Each algorithm is run for 40 times individually. Figure 5 displays an example of two paths planned by the traditional ACO-based path planning algorithm which is displayed in red line and the proposed energy-optimal path planning method without drift characteristic which is displayed in blue line. As can be observed visually, both the two path have successfully avoided the obstacles in the 3D map. However, the blue path planned by the proposed method is smoother with less climbings, descendings, and sharp turns than the red one planned by the traditional ACO algorithm.

The average results of the repeated simulations are presented in Table 3. As can be seen, the proposed energy-optimal path planning method shows greatly improved performance over the traditional ACO algorithm in all three evaluation factors, especially the one without simulating the drift characteristic. It outperforms the traditional ACO algorithm by reducing the path length and climbing and descending rate by more than 6.4% and 39.1%, and increasing the minimum turning angle by more than 14.3%.

Such improvements are achieved by employing the energy consumption model feng(U) during the optimization process. The one with drift characteristic also has better performance over the traditional ACO algorithm. However, compared with the one without drift characteristic, the planned path slightly degrades, which is reasonable and unavoidable when the ants are given the ability to randomly deviate from the planned path.

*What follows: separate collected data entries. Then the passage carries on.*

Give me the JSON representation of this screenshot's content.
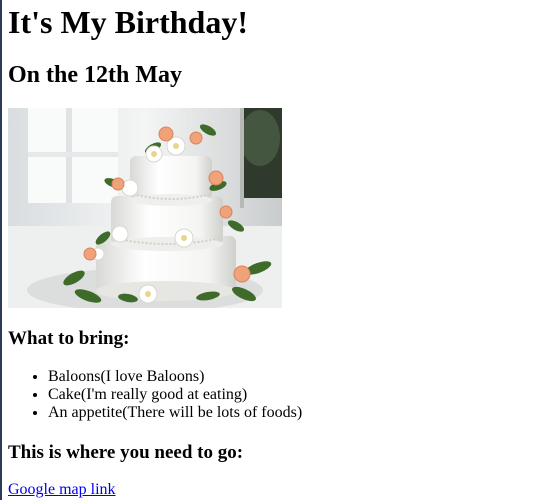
{
  "page": {
    "title": "It's My Birthday!",
    "date_heading": "On the 12th May"
  },
  "image": {
    "subject": "cake-image"
  },
  "bring": {
    "heading": "What to bring:",
    "items": [
      "Baloons(I love Baloons)",
      "Cake(I'm really good at eating)",
      "An appetite(There will be lots of foods)"
    ]
  },
  "directions": {
    "heading": "This is where you need to go:",
    "link_text": "Google map link"
  },
  "colors": {
    "link": "#0000ee",
    "text": "#000000",
    "left_border": "#2b3a55"
  }
}
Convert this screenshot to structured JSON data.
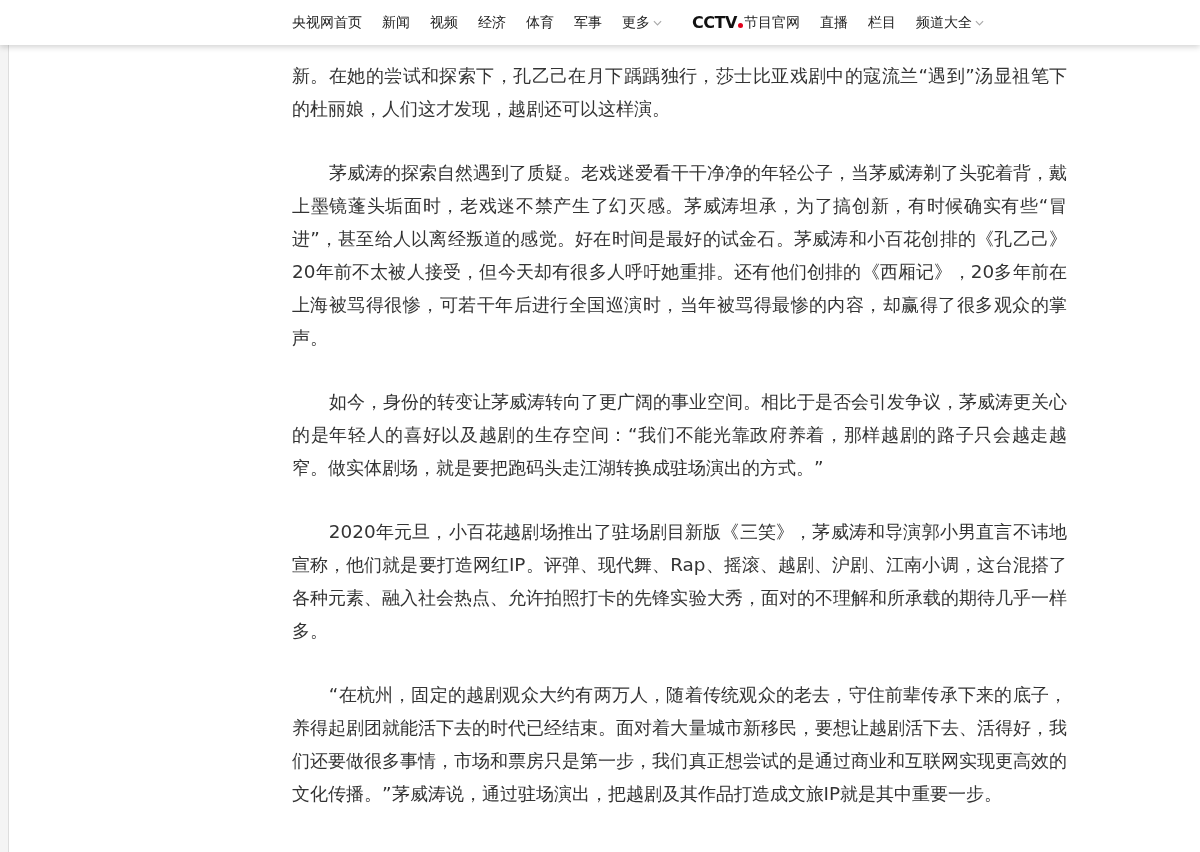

6.3. Grid Size Experiments

In addition, we verify the performances of the proposed algorithm when the planning space is divided into 20 × 20 × 10 grids or 40 × 40 × 20 grids. As displayed in Table 4, the proposed path planning algorithm in finer division space shows improved performance in terms of all three evaluation factors, which means better accuracy and lower power consumption. However, the computing time is many times longer than the former, which means worse real-time performance. Therefore, appropriate grid size should be set to weigh these two factors for practical application.

7. Conclusions

This paper proposes an energy-optimal 3D path planning algorithm for indoor flying MAV which deals with the problem of motion uncertainty in the process of path planning and relaxes the limitation of making routing decisions. Numerical experiments results demonstrate its effectiveness and optimal performances. Our algorithm reduces the path length and climbing and descending rate by more than 6.4% and 39.1%, increasing the minimum turning angle by more than 14.3%. For future work, extension of this method to plan missions for multiple MAVs is considered.

Data Availability

The data used to support the findings of this study are available from the corresponding author upon request.

Conflicts of Interest

The authors declare that there are no conflicts of interest regarding the publication of this paper.

Acknowledgments

This work was supported in part by the National Natural Science Foundation of China (62002104), the Hubei Province Natural Science Foundation of China (2018CFC900 and 2019CFB191), the 2020 Opening fund for Hubei Key Laboratory of Intelligent Vision Based Monitoring for Hydroelectric Engineering (2020SDSJ06), and the Construction fund for Hubei Key Laboratory of Intelligent Vision Based Monitoring for Hydroelectric Engineering (2019ZYYD007).